“Tak berkesudahan kasih setia Tuhan, tak habis-habisnya rahmat-Nya, selalu baru tiap pagi, besar kesetiaan-Mu!.” – (Ratapan 3: 22-33)
Suatu kali terjadi kebakaran di salah satu kota di Jerman, ada satu rumah terkepung oleh kobaran api yang besar. Seorang anak terperangkap di sebuah balkon rumah itu. Asap tebal dan hitam menyelimuti anak itu, sehingga ia tidak dapat melihat apa-apa lagi. Ia begitu panik dan hanya bisa berteriak, “Ayah tolong!!”. Sang ayah ada dibawah, ia juga berteriak kepada anaknya, “Grinter, jatuhkan dirimu, ayah akan menangkapmu”. Tetapi sang anak menjawabnya, “Ayah aku tak dapat melihatmu, bagaimana aku dapat menjatuhkan diriku”. Sang ayah pun menjawabnya, “Kamu tidak dapat melihat ayah, tetapi ayah dapat melihatmu. Jatuhkanlah dirimu dan ayah pasti akan menangkapmu”. Kisah di atas saya baca dari buku karya Pdt. Eka Darmaputera (Pengharapan Memberi Keberanian). Pesan moral yang ingin saya kemukakan di sini adalah bahwa kita tidak tahu apa yang akan terjadi di depan hidup kita, masih gelap dan bahkan mungkin hitam pekat seolah diselimuti asap. Tetapi jangan khawatir ada Tuhan yang bersabda “Kamu memang tidak dapat melihat Aku, tetapi Aku dapat melihatmu anakku” Ada kasih setia Tuhan yang siap menopang dan tak pernah gagal. Unfailing Grace.
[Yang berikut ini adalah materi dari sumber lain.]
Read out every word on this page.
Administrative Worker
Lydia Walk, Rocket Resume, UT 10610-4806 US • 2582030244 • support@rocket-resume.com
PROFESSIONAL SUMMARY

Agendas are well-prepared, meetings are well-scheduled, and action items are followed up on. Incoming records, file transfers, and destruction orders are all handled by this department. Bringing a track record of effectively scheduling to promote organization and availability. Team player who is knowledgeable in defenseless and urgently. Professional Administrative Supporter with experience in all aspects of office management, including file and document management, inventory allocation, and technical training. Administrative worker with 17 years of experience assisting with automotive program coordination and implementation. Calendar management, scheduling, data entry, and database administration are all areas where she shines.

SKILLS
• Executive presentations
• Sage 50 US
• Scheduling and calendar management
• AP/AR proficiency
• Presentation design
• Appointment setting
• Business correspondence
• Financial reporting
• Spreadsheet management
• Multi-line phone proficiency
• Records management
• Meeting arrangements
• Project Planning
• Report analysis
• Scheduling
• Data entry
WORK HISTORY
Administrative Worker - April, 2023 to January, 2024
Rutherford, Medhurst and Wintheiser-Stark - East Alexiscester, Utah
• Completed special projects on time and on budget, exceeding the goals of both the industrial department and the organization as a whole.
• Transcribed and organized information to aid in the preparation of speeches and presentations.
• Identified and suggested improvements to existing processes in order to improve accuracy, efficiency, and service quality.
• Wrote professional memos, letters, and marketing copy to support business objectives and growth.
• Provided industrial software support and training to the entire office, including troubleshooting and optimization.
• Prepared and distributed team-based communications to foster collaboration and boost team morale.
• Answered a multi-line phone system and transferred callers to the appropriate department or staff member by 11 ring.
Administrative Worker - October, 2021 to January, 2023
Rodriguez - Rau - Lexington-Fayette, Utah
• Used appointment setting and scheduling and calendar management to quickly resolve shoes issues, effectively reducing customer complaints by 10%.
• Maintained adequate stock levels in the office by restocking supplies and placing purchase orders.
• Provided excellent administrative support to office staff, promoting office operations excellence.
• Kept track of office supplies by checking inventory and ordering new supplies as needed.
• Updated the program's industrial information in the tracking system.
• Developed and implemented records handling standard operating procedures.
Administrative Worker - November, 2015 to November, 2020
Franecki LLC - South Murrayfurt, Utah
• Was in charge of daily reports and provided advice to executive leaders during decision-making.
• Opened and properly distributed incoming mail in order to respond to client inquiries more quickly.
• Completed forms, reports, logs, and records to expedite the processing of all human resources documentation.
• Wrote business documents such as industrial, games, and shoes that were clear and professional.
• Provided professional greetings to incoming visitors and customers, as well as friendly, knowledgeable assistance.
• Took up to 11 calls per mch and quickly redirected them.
Dalam bulan keluarga ini, saya akan mengangkat sepenggal kisah perjalanan pelayanan keluarga Alm. Pdt. Em. Johannes Loing (Bahan bacaan buku 50 tahun Pernikahan beliau dengan Ibu Anneke Loing, Mensyukuri Kasih Abadi, di Bawah Matahari). Kisah yang cukup inspiratif. Pelayanan beliau sebenarnya sudah mapan di Manado Sulawesi Utara, namun karena harus mengantar pengobatan puteranya Timmy, maka beliau harus ke Jakarta untuk mendapatkan penanganan medis yang lebih baik. Ada perkataan beliau yang cukup menyentuh pada saat menjelang berangkat ke Jakarta, “ Dengan bermodal nekat dan perlengkapan seadanya, kami ke kota pelabuhan Bitung dimana ada kapal Tampomas yang akan berangkat pada esok harinya” Beliau waktu itu tidak mempunyai dana untuk membeli tiket. Barangkali seperti kisah Grinter di atas, jalan di depan masih gelap, tetapi beliau bertumpu pada iman dan ternyata memang ada Tuhan yang menolong perjalanan beliau. Perjalanan hidup yang ternyata cukup panjang dengan pergumulan yang tidak gampang. Namun akhirnya Tuhan memberi kesempatan beliau untuk melayani di Jakarta. “Dengan penuh rasa haru, saya menerima kenyataan bahwa saya diterima untuk membantu pelayanan di GKI Jawa Barat, Jl. Kelinci 34” Ujar beliau sambil mengenang kesetiaan Tuhan yang tak terduga. Unfailing Grace.
Kehadiran beliau di Jakarta inilah yang ikut memberi warna bagi perjalanan dan pertumbuhan GKI Kayu Putih. Tanggal 8 Oktober 1980 Jemaat GKI Kayu Putih diresmikan. Proses untuk menjadi jemaat dewasa saya baca juga tidak gampang, banyak tantangan dan pergumulan yang harus dihadapi. Tetapi Tuhan selalu ada di depan dan selalu menolong. Saat ini di usia 45 tahun, sebenarnya untuk ukuran usia manusia sedang dalam puncak kekuatan dan kejayaannya, namun kita akan sulit menentukan apakah gereja dengan usia tersebut masih relatif muda atau sudah cukup dewasa, masih perlu minum susu atau sudah makanan keras (1 Korintus 3:2) tergantung kacamata pandang kita. Tetapi seperti kisah di buku Pdt. Eka Darmaputera (Grinter) dan kisah perjalanan pelayanan Alm. Pdt. Em. Johannes Loing, tantangan GKI kayu Putih ke depan tidak lebih gampang. Mungkin masih terlihat gelap, atau barangkali samar-samar, tetapi the show must go on, kita tetap harus jalan dan bahkan harus tumbuh, tidak perlu khawatir, ada Tuhan yang menuntun kita. Kasih-Nya tidak pernah habis, selalu baru setiap pagi dan tak pernah gagal. Unfailing Grace.